Have your morning coffee and wear it too! 

by | Oct 6, 2023

Scientists convert waste coffee husks into cellulose fibers and films with potential applications in textiles and biodegradable products.
Coffee beans.

Coffee plants produce branches full of small cherries containing two coffee beans surrounded by a protective husk. The husk, known as cascara among farmers, is poor in caffeine compared with the beans, and is removed during processing to produce our beloved roasted coffee beans. 

Cascara represents around 30% of the dried fruit weight, which means that the millions of tons of coffee produced each year leave behind millions of tons of cascara waste. Some farmers use it as a natural fertilizer, for cattle feeding, or they sell it to make beverages. However, much of it is discarded, polluting rivers and waterways due to its caffeine content and residual pesticides, along with other residues. 

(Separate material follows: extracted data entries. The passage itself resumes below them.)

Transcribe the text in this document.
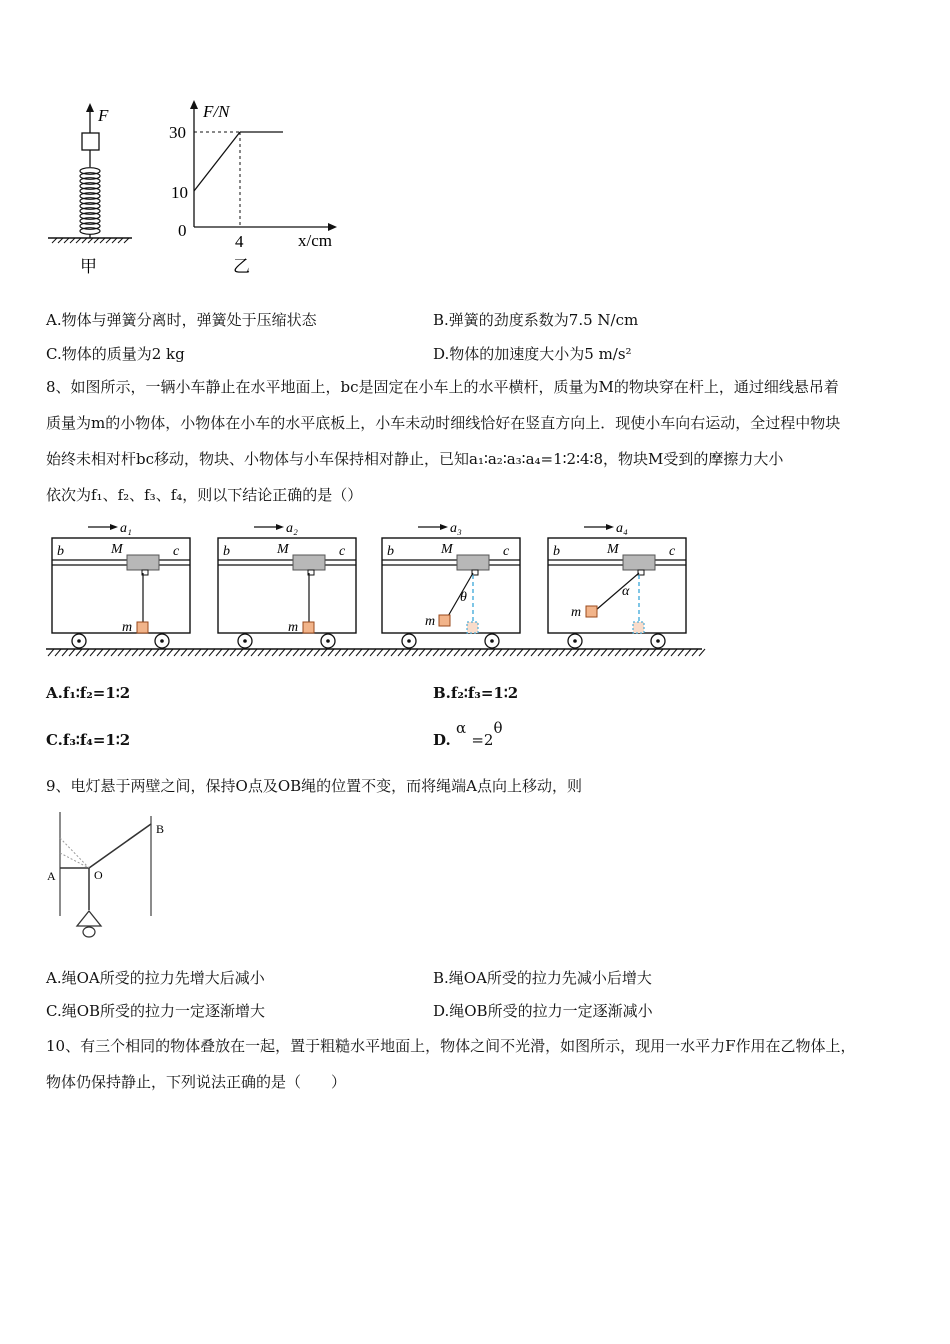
F
甲
F/N
x/cm
30
10
0
4
乙
A.物体与弹簧分离时，弹簧处于压缩状态	B.弹簧的劲度系数为7.5 N/cm
C.物体的质量为2 kg	D.物体的加速度大小为5 m/s²
8、如图所示，一辆小车静止在水平地面上，bc是固定在小车上的水平横杆，质量为M的物块穿在杆上，通过细线悬吊着
质量为m的小物体，小物体在小车的水平底板上，小车未动时细线恰好在竖直方向上．现使小车向右运动，全过程中物块
始终未相对杆bc移动，物块、小物体与小车保持相对静止，已知a₁∶a₂∶a₃∶a₄=1∶2∶4∶8，物块M受到的摩擦力大小
依次为f₁、f₂、f₃、f₄，则以下结论正确的是（）
a₁
b	c
M
m
a₂
b	c
M
m
a₃
b	c
M
m
θ
a₄
b	c
M
m
α
A.f₁∶f₂=1∶2	B.f₂∶f₃=1∶2
C.f₃∶f₄=1∶2	D. α =2θ
9、电灯悬于两壁之间，保持O点及OB绳的位置不变，而将绳端A点向上移动，则
A	O
B
A.绳OA所受的拉力先增大后减小	B.绳OA所受的拉力先减小后增大
C.绳OB所受的拉力一定逐渐增大	D.绳OB所受的拉力一定逐渐减小
10、有三个相同的物体叠放在一起，置于粗糙水平地面上，物体之间不光滑，如图所示，现用一水平力F作用在乙物体上，
物体仍保持静止，下列说法正确的是（　　）
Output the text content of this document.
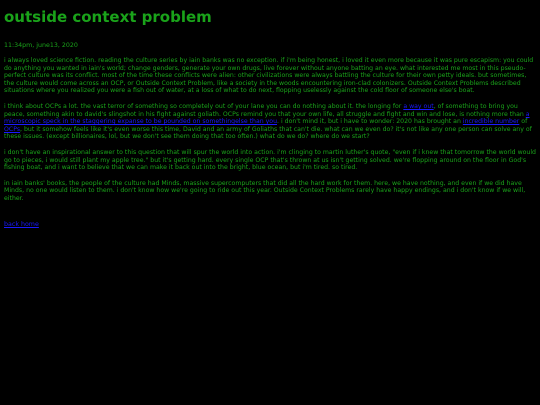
outside context problem
11:34pm, june13, 2020

i always loved science fiction. reading the culture series by iain banks was no exception. if i'm being honest, i loved it even more because it was pure escapism: you could do anything you wanted in iain's world; change genders, generate your own drugs, live forever without anyone batting an eye. what interested me most in this pseudo-perfect culture was its conflict. most of the time these conflicts were alien: other civilizations were always battling the culture for their own petty ideals. but sometimes, the culture would come across an OCP, or Outside Context Problem, like a society in the woods encountering iron-clad colonizers. Outside Context Problems described situations where you realized you were a fish out of water, at a loss of what to do next, flopping uselessly against the cold floor of someone else's boat.

i think about OCPs a lot. the vast terror of something so completely out of your lane you can do nothing about it. the longing for a way out, of something to bring you peace, something akin to david's slingshot in his fight against goliath. OCPs remind you that your own life, all struggle and fight and win and lose, is nothing more than a microscopic speck in the staggering expanse to be pounded on somethingelse than you. i don't mind it, but i have to wonder: 2020 has brought an incredible number of OCPs, but it somehow feels like it's even worse this time, David and an army of Goliaths that can't die. what can we even do? it's not like any one person can solve any of these issues. (except billionaires, lol, but we don't see them doing that too often.) what do we do? where do we start?

i don't have an inspirational answer to this question that will spur the world into action. i'm clinging to martin luther's quote, "even if i knew that tomorrow the world would go to pieces, i would still plant my apple tree." but it's getting hard. every single OCP that's thrown at us isn't getting solved. we're flopping around on the floor in God's fishing boat, and i want to believe that we can make it back out into the bright, blue ocean, but i'm tired. so tired.

in iain banks' books, the people of the culture had Minds, massive supercomputers that did all the hard work for them. here, we have nothing, and even if we did have Minds, no one would listen to them. i don't know how we're going to ride out this year. Outside Context Problems rarely have happy endings, and i don't know if we will, either.

back home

“Fruit waste tends to be high in sugar and moisture, which makes it prone to putrefaction,” explained Julie Rieland, a Ph.D. candidate in macromolecular science and engineering at the University of Michigan. “This can attract pests, leading farmers to apply pesticides, burn the waste, or dump the material off-site, for example, into water bodies. The recovery of fruit material could reduce these behaviors and unlock new valuable resources.”

The idea of recycling this undervalued byproduct of the coffee industry and a growing consumer interest toward sustainability prompted Rieland and a team of scientists from the University of Michigan and Michigan State University to find a creative and eco-friendly use of cascara — as a source of cellulose, a highly versatile biopolymer.

By applying a state-of-the-art cellulose extraction method, they were able to turn cascara into cellulose fibers and films. In addition to releasing the strain on the environment, this approach re-enters a high-burden waste as a value-added product, contributing to a more sustainable economy.  

Cellulose in the spotlight

Cellulose is the main component of the cell walls of plants, algae, and some fungi. It is composed of repetitive units of the natural sugar, glucose, arranged in chains that bind through strong molecular forces to form fibers. In plants, the cellulose fibers intercalate with other polymers, namely hemicellulose and lignin, to give strength and stiffness of the cell wall.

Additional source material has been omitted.